Vilma Reis também falou dos três princípios da Cosmovisão negra na Diáspora Africana: a ancestralidade, a identidade e a resistência. Ela citou uma frase de Marco A. Luz para explicar a ancestralidade. “Para o homem (e a mulher) da tradição, existir não significa simplesmente viver, mas pertencer a uma totalidade”. Sobre a identidade, ela explicou. “É importante o princípio da identidade porque é forjador, é princípio organizador de todas as ações educativas, pois sem ela não existe raiz, referência de si e do outro e quem diz sobre a identidade da gente somos nós”, aponta. Sobre a resistência, ela lembra. “Ninguém nos deu a liberdade, foi preciso lutar, por isso falamos de resistência”.
A socióloga também falou sobre as imagens de controle sobre o ser negro, geralmente baseadas em estereótipos criados pela colonização. “A imagem de controle nos é muito cara, porque a nossa identidade é colocada em dúvida o tempo inteiro”, afirma Reis. “Na questão da colonialidade, como o dominador mantem o poder? Mantendo a imagem de controle sobre o negro!”, explica.

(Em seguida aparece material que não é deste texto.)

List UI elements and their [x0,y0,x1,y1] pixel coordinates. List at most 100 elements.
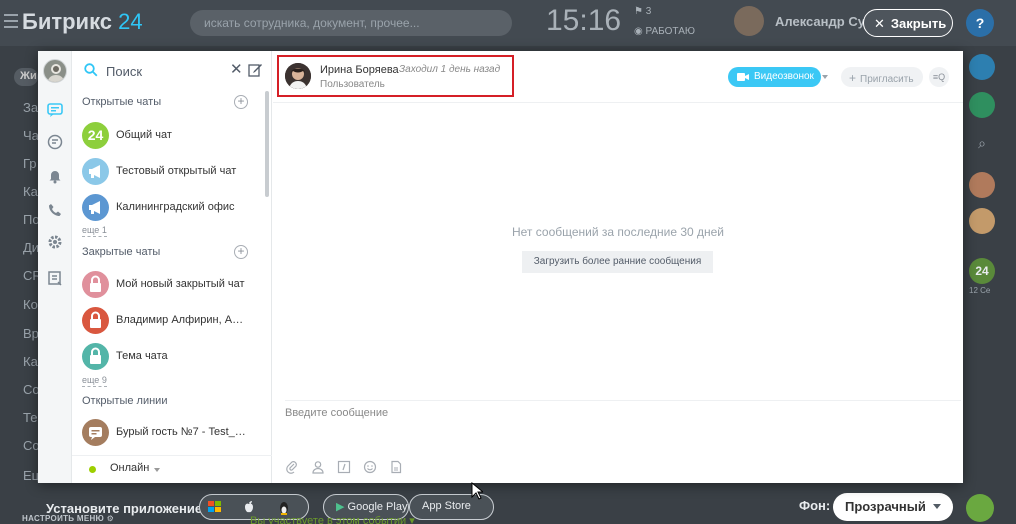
peer-avatar[interactable] [285,63,311,89]
portal-right-bar: ⌕ 12 Се 24 [963,46,1016,524]
online-status-dot [89,466,96,473]
chat-name: Владимир Алфирин, Алексей [116,314,246,326]
new-chat-icon[interactable] [248,62,263,77]
openlines-icon[interactable] [46,133,64,151]
left-menu-item[interactable]: По [23,212,38,227]
chat-item-closed-1[interactable]: Мой новый закрытый чат [72,269,268,305]
highlight-frame [277,55,514,97]
invite-button[interactable]: + Пригласить [841,67,923,87]
self-avatar[interactable] [43,59,67,83]
report-icon[interactable] [46,269,64,287]
left-menu-item[interactable]: Ка [23,354,38,369]
video-call-button[interactable]: Видеозвонок [728,67,821,87]
chat-name: Тема чата [116,350,168,362]
message-input[interactable] [285,407,945,447]
contact-avatar[interactable] [969,208,995,234]
recent-date: 12 Се [969,286,991,295]
chat-name: Мой новый закрытый чат [116,278,245,290]
menu-burger-icon[interactable] [4,14,18,28]
chat-item-general[interactable]: 24 Общий чат [72,120,268,156]
left-menu-item[interactable]: Со [23,438,38,453]
left-menu-item[interactable]: Со [23,382,38,397]
recent-search: ✕ [72,51,272,89]
notifications-bell-icon[interactable] [969,54,995,80]
section-title-closed-chats: Закрытые чаты [82,246,161,258]
more-open-chats-link[interactable]: еще 1 [82,225,107,237]
messenger-icon-bar [38,51,72,483]
bell-icon[interactable] [46,167,64,185]
left-menu-item[interactable]: Вр [23,326,38,341]
close-messenger-button[interactable]: ✕ Закрыть [863,9,953,37]
close-icon[interactable]: ✕ [230,62,243,78]
chat-item-closed-2[interactable]: Владимир Алфирин, Алексей [72,305,268,341]
chat-name: Тестовый открытый чат [116,165,237,177]
load-earlier-button[interactable]: Загрузить более ранние сообщения [522,251,713,273]
user-status-selector[interactable]: Онлайн [72,455,272,481]
status-label: Онлайн [110,462,150,474]
background-select[interactable]: Прозрачный [833,493,953,521]
left-menu-item[interactable]: Ча [23,128,38,143]
chevron-down-icon [933,504,941,509]
left-menu-item[interactable]: Гр [23,156,38,171]
gear-icon[interactable] [46,233,64,251]
windows-icon[interactable] [206,498,224,516]
recent-list-panel: ✕ Открытые чаты + 24 Общий чат Тестовый … [72,51,272,483]
chevron-down-icon[interactable] [822,75,828,79]
peer-last-seen: Заходил 1 день назад [399,64,501,75]
event-status-text[interactable]: Вы участвуете в этом событии ▾ [250,514,415,524]
left-menu-item[interactable]: CR [23,268,38,283]
more-closed-chats-link[interactable]: еще 9 [82,375,107,387]
left-menu-item[interactable]: Ко [23,297,38,312]
left-menu-item[interactable]: Ди [23,240,38,255]
attach-icon[interactable] [285,460,299,474]
contact-avatar[interactable] [969,172,995,198]
video-camera-icon [737,73,749,81]
dialog-header: Ирина Боряева Заходил 1 день назад Польз… [273,51,963,103]
left-menu-item-active[interactable]: Жи [14,68,38,86]
general-chat-icon[interactable]: 24 [969,258,995,284]
portal-search-input[interactable]: искать сотрудника, документ, прочее... [190,10,512,36]
clock-time[interactable]: 15:16 [546,4,621,38]
work-state-status[interactable]: ◉ РАБОТАЮ [634,26,695,37]
peer-name[interactable]: Ирина Боряева [320,64,399,76]
document-icon[interactable] [389,460,403,474]
formula-icon[interactable] [337,460,351,474]
left-menu-item[interactable]: Ка [23,184,38,199]
task-flag-count[interactable]: ⚑ 3 [634,6,651,17]
help-button[interactable]: ? [966,9,994,37]
portal-header: Битрикс 24 искать сотрудника, документ, … [0,0,1016,46]
section-title-open-lines: Открытые линии [82,395,168,407]
mouse-cursor-icon [471,482,483,500]
chat-item-kaliningrad[interactable]: Калининградский офис [72,192,268,228]
chat-item-test-open[interactable]: Тестовый открытый чат [72,156,268,192]
search-icon [84,63,98,77]
portal-footer: Установите приложение: ▶ Google Play App… [0,484,1016,524]
add-closed-chat-plus-icon[interactable]: + [234,245,248,259]
portal-logo[interactable]: Битрикс 24 [22,9,143,35]
lock-icon [82,271,109,298]
openlines-icon[interactable] [969,92,995,118]
menu-setup-link[interactable]: НАСТРОИТЬ МЕНЮ ⚙ [22,514,114,523]
user-icon[interactable] [311,460,325,474]
current-user-avatar[interactable] [734,6,764,36]
background-label: Фон: [799,498,831,513]
phone-icon[interactable] [966,494,994,522]
left-menu-item[interactable]: Ец [23,468,38,483]
chat-icon[interactable] [46,101,64,119]
chat-item-openline[interactable]: Бурый гость №7 - Test_linia [72,417,268,453]
chat-item-closed-3[interactable]: Тема чата [72,341,268,377]
search-icon[interactable]: ⌕ [969,130,995,156]
phone-icon[interactable] [46,201,64,219]
add-open-chat-plus-icon[interactable]: + [234,95,248,109]
left-menu-item[interactable]: За [23,100,38,115]
gear-icon: ⚙ [106,514,115,523]
lock-icon [82,307,109,334]
close-icon: ✕ [874,16,885,31]
chat-name: Бурый гость №7 - Test_linia [116,426,246,438]
left-menu-item[interactable]: Те [23,410,38,425]
search-input[interactable] [106,62,226,80]
smile-icon[interactable] [363,460,377,474]
no-messages-text: Нет сообщений за последние 30 дней [511,225,725,239]
history-search-icon[interactable]: ≡Q [929,67,949,87]
messenger-popup: ✕ Открытые чаты + 24 Общий чат Тестовый … [38,51,963,483]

Após falar sobre os impactos da escravidão no Brasil, Vilma Reis lembrou que a suposta abolição da escravidão não garantiu terras, nem boas condições de vida aos negros e negras do país. “Na falta da terra, o nosso povo teve que se lançar às águas”, fala Reis para explicar a origem da maioria dos pescadores e pescadoras artesanais no Brasil. Ela defendeu também a importância de trabalhar a temática do racismo no CPP. “Por isso as discussões sobre racismo têm que ser estruturantes dentro de uma organização como o CPP, que trabalha com pescadores e pescadoras artesanais”.
Bem Viver
Para Saulo Feitosa do CIMI, a cosmologia ocidental se contrapõe à cosmologia do envolvimento, que está presente nas populações indígenas. Como exemplo, ele falou dos mitos populares presentes na cultura brasileira. “O mito da Comadre Florzinha é um exemplo dessa filosofia de proteção da natureza. O que fizemos foi essa mudança conceitual dessa relação com a natureza, tirando o mito e colocando o IBAMA ou o ICMBio no lugar. Essas figuras mitológicas revelam que nas nossas origens haviam filosofias que estabeleciam já acordos de convívio social”, defende.

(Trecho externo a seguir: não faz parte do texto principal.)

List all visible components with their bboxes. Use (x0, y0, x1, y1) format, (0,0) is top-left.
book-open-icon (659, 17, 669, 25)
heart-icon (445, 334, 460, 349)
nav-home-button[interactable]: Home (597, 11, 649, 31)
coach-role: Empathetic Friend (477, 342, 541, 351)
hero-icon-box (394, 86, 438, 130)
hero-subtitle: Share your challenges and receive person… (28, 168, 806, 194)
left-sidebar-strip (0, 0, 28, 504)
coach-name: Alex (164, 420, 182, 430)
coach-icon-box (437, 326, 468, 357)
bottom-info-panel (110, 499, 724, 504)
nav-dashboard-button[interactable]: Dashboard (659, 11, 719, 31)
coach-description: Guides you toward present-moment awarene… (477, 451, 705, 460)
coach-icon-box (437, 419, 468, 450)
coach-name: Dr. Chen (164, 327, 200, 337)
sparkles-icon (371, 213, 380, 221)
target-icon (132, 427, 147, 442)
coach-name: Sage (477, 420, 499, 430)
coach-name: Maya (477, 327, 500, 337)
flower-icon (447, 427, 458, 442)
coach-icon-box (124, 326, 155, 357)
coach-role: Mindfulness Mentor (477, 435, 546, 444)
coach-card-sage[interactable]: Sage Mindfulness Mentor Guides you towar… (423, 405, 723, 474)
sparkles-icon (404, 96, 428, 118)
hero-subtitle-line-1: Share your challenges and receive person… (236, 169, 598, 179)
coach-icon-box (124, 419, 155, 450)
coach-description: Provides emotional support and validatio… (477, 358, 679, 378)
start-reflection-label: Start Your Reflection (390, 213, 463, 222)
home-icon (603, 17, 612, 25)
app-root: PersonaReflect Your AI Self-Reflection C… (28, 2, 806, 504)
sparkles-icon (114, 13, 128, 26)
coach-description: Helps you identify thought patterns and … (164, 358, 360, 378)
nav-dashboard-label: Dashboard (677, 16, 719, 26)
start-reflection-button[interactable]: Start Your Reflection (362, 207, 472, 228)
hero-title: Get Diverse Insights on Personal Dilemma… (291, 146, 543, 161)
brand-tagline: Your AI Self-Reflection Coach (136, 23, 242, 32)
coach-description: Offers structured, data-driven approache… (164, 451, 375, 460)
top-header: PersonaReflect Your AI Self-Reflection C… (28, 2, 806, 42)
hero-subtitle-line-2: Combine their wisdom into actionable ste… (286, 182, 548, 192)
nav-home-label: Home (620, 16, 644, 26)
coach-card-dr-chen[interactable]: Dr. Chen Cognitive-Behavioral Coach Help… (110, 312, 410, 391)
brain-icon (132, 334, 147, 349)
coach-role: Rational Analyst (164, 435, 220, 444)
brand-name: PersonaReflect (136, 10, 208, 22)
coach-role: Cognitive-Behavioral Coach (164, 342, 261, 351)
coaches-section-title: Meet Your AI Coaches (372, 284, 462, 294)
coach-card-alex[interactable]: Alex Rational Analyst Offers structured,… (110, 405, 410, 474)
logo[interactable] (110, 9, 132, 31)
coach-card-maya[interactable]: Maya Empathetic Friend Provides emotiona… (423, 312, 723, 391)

Feitosa também falou do “Bem viver”, filosofia ameríndia, nascida no Equador, Bolívia e Peru. “Na perspectiva do Bem Viver, a natureza é o centro. O Bem Viver faz uma crítica ao modelo de desenvolvimento, porque o modelo de desenvolvimento critica as filosofias indígenas”, explica. Feitosa também aponta para a dimensão política que essa filosofia ganhou. “Os movimentos indígenas da Bolívia e do Equador resolveram recuperar essas filosofias e transformá-las em instrumentos de lutas políticas”. Segundo ele, os direitos dos povos originários foram trazidos para dialogar com a constituição dos respectivos países. “Foram criados Estados plurinacionais e na constituição do Equador e da Bolívia foram feitos movimentos de dar direitos à natureza. Existem 71 artigos que falam da defesa da terra e assim ressacralizam a terra”, explica.
A intensa semana de formação foi bastante elogiada pelos participantes. “É importante ressaltar o quanto esse processo mexe com a gente e com a nossa autoafirmação”, revela a agente do CPP Bahia, Andrea Rocha. A próxima etapa da formação deve acontecer no primeiro semestre de 2019.